Tensorflow Dockerfile
Created: 2023-04-07 Last Modified: 2025-01-29
I have to use Tensorflow right now. The official documentation recommends either to use conda or docker. I went for docker because I feel more comfortable it than conda. Here I wanted to dump a version of a usable Dockerfile which can be refined:
FROM tensorflow/tensorflow:2.10.1-gpu
ARG USERNAME="containeruser"
ARG USERID=1000
ARG GROUPID=1000
RUN apt-get update && \
apt-get install -y sudo &&\
groupadd -g $GROUPID -o $USERNAME && \
useradd -m -u $USERID -g $GROUPID -o -s /bin/bash $USERNAME
USER $USERNAME
RUN mkdir -p /home/$USERNAME/project
WORKDIR /home/$USERNAME/project
COPY requirements.in requirements_prefilter.in
RUN grep -v -I -E 'tensorflow|cudnn' requirements_prefilter.in > requirements.in && \
rm requirements_prefilter.in && \
pip install -r requirements.in
Then I build it the following way:
docker build --build-arg USERID=$(id -u) --build-arg GROUPID=$(id -g) -t mytensorflow .
And run it this way:
docker run --gpus all -v "$(pwd):/data" -it --rm mytensorflow bash
Here are two important things to watch out for.
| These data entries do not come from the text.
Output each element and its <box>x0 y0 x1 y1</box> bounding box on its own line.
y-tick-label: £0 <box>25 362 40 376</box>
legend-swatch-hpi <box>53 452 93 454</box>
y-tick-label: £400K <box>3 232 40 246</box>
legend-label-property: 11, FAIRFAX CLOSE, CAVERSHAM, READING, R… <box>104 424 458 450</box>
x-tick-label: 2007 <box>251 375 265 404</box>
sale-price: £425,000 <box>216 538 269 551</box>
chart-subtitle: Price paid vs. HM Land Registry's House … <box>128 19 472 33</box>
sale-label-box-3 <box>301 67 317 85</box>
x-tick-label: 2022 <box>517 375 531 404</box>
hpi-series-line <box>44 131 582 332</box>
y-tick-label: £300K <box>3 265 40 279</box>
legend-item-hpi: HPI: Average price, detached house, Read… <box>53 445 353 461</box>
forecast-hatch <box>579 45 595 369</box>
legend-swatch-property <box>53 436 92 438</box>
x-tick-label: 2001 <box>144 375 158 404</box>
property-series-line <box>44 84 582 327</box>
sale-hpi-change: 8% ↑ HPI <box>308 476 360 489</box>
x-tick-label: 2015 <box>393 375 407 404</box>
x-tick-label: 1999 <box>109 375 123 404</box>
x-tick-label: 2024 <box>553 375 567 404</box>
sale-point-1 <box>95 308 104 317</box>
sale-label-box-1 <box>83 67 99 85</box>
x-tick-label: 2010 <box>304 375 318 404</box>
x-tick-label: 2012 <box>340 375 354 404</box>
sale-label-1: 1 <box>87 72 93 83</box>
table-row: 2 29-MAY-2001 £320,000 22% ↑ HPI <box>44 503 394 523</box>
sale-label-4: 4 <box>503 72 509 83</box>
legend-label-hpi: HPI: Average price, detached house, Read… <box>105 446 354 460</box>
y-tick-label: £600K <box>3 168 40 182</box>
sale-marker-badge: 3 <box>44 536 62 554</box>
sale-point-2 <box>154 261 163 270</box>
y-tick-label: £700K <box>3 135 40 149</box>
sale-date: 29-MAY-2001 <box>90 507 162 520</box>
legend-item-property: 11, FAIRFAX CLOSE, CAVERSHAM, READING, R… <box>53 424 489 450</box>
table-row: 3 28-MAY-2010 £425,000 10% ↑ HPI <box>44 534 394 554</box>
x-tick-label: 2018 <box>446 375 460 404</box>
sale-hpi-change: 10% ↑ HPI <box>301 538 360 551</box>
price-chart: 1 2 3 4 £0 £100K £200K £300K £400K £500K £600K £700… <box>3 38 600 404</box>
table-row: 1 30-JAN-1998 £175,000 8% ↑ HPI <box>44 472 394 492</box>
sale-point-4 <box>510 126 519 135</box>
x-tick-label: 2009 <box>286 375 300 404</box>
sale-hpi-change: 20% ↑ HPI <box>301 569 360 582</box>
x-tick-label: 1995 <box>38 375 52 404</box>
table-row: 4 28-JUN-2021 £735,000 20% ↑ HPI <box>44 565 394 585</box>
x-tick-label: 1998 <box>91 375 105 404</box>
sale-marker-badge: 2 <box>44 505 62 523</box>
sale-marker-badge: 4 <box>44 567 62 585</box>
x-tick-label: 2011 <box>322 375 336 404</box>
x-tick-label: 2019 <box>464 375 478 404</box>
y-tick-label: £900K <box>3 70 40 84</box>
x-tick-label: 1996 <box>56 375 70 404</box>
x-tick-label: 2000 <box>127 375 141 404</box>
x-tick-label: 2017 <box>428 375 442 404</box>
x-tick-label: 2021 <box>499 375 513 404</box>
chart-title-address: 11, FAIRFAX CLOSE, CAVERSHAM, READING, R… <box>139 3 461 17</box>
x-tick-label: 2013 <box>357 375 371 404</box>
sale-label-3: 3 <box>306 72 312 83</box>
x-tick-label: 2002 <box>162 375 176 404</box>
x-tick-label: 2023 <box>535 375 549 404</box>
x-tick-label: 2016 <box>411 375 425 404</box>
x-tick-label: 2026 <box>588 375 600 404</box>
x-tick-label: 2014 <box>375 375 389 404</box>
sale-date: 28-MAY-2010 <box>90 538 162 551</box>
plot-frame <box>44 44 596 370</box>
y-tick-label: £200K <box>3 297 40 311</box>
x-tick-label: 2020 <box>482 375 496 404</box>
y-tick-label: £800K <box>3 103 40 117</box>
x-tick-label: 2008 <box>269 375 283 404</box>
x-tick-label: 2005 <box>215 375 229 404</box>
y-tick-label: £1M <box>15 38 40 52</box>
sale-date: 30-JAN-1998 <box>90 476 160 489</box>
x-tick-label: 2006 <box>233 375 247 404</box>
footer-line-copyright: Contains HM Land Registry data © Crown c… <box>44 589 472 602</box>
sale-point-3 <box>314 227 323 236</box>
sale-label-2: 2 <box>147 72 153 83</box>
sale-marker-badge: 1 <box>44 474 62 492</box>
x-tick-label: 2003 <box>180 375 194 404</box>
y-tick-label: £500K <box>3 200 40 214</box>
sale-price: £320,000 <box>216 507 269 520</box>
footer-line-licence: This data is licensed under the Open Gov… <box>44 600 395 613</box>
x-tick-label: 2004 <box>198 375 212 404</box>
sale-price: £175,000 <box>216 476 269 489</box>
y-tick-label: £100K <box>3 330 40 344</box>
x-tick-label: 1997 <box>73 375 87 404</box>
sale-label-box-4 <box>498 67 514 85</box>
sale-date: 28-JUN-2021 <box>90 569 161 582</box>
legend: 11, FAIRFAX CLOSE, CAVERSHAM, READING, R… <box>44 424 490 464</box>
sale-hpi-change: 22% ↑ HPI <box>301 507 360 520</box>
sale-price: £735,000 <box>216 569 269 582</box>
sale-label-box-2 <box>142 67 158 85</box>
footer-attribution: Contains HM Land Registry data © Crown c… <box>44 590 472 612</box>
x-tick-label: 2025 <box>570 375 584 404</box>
Firstly you need to pay attention to the user-id and group-id. Secondly you need to pay attention not to install other tensorflow/cuda packages. That is why I grep them out. Also, you can’t push this container to a registry. This is because the user-id and group-id of the end-user of this container might not match the ones on the build system.